In the meantime, Prime Minister Yves Leterme heads a caretaker government after resigning just five months into the role in April 2010. It was his second term in office after a nine-month stint in 2008.

Belgian's King Albert II has asked Leterme to present a 2011 budget, while assigning acting finance minister Didier Reynders the no less imposing task of mediating coalition talks.

Conley says the lack of leadership has so far caused "minimal disruption" in the country, but that could end as pressure grows on politicians to address the country's economic woes.

Belgium's public debt is nearing 100% of GDP, and in December ratings agency Standard & Poor's warned the country risked being downgraded if it fails to form a government within six months.

"The markets don't like this uncertainty and if the other periphery states continue to not do well economically, Belgium's borrowing costs will only increase so it's a real challenge," she said.

There is growing frustration inside the country at the lack of political progress. In January, tens of thousands of protesters answered a Facebook invitation to march through Brussels to urge Flemish and Francophone leaders to end the impasse.
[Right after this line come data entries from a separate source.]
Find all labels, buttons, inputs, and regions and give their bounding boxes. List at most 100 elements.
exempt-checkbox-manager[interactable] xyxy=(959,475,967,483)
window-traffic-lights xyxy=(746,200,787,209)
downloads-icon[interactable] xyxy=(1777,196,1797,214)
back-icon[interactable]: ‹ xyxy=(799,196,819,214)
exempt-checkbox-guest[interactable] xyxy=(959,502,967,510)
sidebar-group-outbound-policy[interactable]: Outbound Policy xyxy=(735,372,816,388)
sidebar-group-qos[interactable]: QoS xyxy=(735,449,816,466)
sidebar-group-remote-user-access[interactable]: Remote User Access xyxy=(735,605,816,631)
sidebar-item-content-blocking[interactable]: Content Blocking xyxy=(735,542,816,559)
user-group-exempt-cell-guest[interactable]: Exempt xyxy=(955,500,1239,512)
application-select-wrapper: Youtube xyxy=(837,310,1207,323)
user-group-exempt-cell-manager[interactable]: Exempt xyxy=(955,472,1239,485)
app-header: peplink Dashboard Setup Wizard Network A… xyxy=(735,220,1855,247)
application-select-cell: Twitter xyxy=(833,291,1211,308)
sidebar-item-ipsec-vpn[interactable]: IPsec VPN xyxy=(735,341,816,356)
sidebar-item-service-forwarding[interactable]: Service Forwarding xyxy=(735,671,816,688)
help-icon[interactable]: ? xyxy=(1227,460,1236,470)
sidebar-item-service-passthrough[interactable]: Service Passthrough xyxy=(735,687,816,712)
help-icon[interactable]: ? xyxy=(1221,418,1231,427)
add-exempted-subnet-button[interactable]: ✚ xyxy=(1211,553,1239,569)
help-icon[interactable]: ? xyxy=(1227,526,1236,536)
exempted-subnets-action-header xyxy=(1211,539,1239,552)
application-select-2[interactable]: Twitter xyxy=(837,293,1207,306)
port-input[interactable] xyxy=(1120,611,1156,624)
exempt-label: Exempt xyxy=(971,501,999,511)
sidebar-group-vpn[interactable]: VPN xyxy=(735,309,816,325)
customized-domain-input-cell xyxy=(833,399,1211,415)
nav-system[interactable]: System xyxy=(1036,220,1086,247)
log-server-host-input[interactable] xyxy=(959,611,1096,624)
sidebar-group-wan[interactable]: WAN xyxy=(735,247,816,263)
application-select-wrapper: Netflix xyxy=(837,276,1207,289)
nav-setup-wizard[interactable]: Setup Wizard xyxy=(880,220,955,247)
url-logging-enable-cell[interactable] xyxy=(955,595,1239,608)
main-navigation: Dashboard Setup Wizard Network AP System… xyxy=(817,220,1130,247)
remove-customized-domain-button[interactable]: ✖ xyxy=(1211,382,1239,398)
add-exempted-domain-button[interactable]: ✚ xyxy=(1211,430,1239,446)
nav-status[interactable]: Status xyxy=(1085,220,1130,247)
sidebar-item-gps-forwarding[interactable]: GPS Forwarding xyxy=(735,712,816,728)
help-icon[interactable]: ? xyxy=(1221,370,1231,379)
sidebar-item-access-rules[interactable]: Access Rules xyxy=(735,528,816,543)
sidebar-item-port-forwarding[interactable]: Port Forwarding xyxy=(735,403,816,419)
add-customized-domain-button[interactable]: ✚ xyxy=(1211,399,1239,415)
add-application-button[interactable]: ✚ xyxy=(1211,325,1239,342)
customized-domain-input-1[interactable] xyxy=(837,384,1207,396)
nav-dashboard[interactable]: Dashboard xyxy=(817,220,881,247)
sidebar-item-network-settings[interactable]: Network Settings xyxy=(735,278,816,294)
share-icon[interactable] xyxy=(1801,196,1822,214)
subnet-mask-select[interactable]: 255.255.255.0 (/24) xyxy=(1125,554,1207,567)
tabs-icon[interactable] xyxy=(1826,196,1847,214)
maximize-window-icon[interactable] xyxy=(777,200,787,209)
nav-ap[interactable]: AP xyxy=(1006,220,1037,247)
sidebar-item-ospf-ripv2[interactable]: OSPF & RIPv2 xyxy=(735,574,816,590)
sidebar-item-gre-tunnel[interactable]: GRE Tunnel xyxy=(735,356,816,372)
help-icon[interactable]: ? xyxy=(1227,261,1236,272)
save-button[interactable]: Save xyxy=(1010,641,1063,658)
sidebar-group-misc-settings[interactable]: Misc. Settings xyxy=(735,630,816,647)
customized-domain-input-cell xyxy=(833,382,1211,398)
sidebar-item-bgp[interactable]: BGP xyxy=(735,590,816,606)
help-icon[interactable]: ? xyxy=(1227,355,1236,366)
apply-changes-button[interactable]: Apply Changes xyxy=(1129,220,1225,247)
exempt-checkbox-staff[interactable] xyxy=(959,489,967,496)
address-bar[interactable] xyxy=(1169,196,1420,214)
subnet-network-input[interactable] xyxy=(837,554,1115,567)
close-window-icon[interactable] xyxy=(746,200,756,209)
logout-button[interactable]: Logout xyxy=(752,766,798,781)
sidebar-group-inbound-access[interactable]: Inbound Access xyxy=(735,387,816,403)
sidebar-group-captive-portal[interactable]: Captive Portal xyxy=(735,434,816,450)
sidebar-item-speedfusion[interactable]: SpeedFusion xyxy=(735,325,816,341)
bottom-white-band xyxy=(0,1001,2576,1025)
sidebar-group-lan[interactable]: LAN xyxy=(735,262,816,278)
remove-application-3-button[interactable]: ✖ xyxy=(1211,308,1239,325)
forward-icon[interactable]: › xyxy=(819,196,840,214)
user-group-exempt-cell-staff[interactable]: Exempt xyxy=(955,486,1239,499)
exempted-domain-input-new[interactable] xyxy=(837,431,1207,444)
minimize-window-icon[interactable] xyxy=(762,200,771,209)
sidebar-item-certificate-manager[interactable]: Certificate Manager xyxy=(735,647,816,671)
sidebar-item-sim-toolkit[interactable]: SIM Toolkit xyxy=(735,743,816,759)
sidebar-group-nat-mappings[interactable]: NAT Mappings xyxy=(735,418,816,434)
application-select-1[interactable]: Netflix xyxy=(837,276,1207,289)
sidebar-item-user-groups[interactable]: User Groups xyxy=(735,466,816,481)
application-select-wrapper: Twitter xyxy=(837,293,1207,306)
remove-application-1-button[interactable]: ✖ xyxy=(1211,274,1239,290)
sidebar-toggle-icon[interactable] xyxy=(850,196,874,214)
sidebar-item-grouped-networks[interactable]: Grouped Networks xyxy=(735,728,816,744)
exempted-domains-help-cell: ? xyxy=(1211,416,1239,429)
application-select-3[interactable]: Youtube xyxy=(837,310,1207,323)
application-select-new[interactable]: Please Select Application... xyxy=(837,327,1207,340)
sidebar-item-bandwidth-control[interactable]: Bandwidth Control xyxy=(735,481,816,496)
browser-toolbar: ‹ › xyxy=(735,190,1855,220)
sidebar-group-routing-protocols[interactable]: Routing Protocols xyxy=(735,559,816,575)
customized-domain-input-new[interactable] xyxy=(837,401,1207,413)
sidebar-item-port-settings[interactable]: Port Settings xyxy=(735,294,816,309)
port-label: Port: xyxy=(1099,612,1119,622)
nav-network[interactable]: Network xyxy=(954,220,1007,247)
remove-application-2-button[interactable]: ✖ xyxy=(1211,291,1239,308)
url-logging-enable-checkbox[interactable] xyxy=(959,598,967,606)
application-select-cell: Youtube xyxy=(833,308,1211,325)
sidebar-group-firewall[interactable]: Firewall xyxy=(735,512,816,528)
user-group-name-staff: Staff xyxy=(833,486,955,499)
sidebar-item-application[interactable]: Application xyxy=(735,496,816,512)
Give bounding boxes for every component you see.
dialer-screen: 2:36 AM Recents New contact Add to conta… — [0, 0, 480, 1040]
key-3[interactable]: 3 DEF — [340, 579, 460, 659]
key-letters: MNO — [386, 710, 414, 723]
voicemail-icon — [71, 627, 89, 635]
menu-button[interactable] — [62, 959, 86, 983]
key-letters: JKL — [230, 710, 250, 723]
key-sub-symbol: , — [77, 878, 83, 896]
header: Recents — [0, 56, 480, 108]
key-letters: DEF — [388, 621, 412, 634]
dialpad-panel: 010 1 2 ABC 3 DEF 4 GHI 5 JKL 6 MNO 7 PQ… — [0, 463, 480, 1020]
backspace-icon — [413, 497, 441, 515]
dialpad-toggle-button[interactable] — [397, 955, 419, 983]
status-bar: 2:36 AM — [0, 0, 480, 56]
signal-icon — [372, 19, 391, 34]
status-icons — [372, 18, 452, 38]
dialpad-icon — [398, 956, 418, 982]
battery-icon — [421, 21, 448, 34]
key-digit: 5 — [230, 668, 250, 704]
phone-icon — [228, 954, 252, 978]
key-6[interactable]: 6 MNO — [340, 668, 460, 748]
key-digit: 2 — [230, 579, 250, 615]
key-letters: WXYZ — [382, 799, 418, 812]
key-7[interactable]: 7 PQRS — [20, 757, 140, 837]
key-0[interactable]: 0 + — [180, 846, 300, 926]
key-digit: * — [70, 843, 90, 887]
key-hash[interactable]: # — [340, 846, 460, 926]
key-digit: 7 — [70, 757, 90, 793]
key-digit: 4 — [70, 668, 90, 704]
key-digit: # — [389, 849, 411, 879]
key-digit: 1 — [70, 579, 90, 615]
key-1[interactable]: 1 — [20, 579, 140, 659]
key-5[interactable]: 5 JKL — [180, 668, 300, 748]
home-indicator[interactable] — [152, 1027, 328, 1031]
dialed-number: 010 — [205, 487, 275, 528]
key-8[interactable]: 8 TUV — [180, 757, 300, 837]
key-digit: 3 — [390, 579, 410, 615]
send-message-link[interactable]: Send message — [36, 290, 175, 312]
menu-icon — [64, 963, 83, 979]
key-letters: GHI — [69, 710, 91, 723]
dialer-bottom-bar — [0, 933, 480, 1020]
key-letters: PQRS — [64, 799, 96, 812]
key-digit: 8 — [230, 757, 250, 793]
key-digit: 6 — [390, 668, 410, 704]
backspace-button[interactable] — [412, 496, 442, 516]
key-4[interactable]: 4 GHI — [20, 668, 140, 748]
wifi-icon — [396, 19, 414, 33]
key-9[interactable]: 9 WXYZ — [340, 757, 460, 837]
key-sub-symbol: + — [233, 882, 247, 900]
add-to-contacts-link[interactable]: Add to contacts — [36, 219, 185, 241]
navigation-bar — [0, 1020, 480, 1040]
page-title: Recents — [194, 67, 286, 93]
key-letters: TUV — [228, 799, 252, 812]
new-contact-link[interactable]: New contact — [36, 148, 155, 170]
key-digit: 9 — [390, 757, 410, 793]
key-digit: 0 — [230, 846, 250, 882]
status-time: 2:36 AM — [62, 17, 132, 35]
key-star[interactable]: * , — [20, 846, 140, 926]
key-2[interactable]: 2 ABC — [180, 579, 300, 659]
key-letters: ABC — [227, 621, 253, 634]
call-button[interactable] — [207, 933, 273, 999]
One of the organizers of "Shame Online," university student Thomas Royberghs, said he and four friends were tired of politicians' "childish games."

"Parties refusing to talk with other parties," he said by way of explanation, adding "That's not the democracy we voted for."

Royberghs is one of the people who failed to find the humor in Temmerman's suggestion of a sex ban. "I would have found it funny if someone else who wouldn't have been a politician would have proposed it. It's a little misplaced," he said.

Temmerman's no-sex proposal follows a call from actor and comedian Benoît Poelvoorde to "Grow a Beard for Belgium" until the political impasse is resolved.

Fans have shown solidarity with the star of "Nothing to Declare" and "Coco Before Chanel" by uploading photos of their facial hair to his fansite. Many have, including women wearing fake beards.

Temmerman said she expected people to react to her suggestion as they did to Poelvoorde's beard call. "It's a very serious business, but people can also enjoy a joke," she said.